IRDA's insurance fraud advertising

You must have seen this ad on TV. A group of friends sit in a cafe, talking eating and drinking. One of them, Raju, gets a phone call that claims to be from IRDA. The caller has an offer promising guaranteed returns if Raju surrenders his insurance policy and gets a new one being offered. Just then, a waiter bursts into a song warning Raju against fake calls selling insurance. The friends join in on the singing, thereby saving Raju.

There is at least one more where someone pretending to call from IRDA to sell insurance is thwarted in another equally implausible way. In this second ad, the caller is also shown, who is a young man with a stubble, has several buttons on his shirt open, and is wearing a thick gold chain, thus conforming to the cliched Bollywood/comic-book appearance of a small-time criminal.

In this portrayal of the insurance sellers behind such phone calls, IRDA is being less than honest. The perpetrators of these calls is not the comic-book criminal shown in the ads but legitimate, IRDA-approved insurance agents and distributors selling a legitimate IRDA-approved insurance product and the final beneficiary of the sale is a legitimate, IRDA-licensed insurance company. If you receive one of these calls and play along with the caller, you will always find that it's a completely normal insurance sales process which just began with a little fudge about IRDA so that you wouldn't disconnect the call.

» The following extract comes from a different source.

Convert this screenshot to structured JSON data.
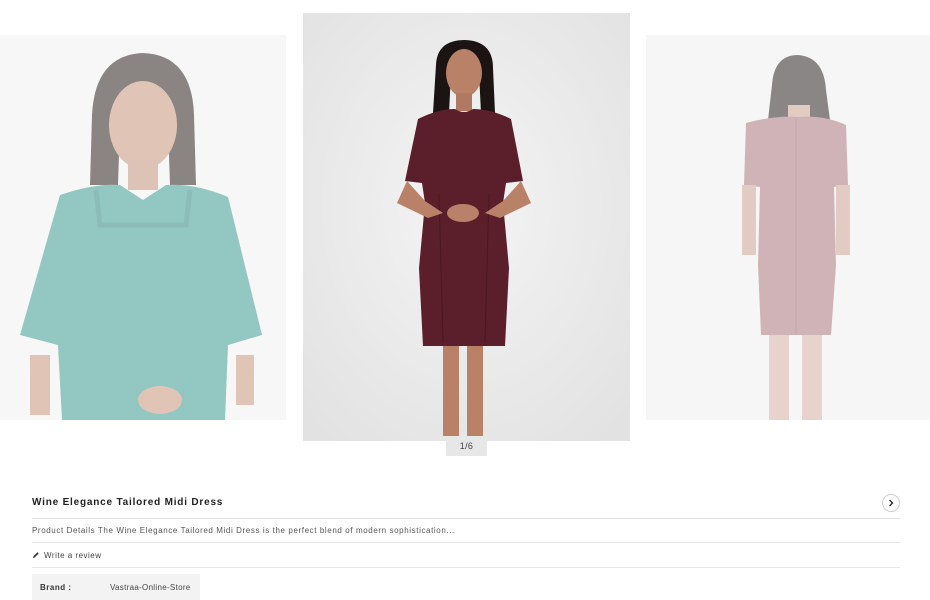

IRDA's ads are trying to pass the blame onto non-existent criminals and a financially illiterate public. In reality, the blame lies with the product and commission structure that IRDA has put in place, inadequate detection of malpractices and a gentle punishment regime. The real reason such sharp practices flourish is that the most lucrative commissions come from insurance products that are so harmful to the buyer that they can't be sold truthfully. And if the buyer has experienced them earlier, then they can't be sold at all without some huge lie.

If IRDA actually has insurance buyers' interests at heart, then it should fix the industry it supposedly regulates. Distributing money to ad agencies and TV channels is not the solution.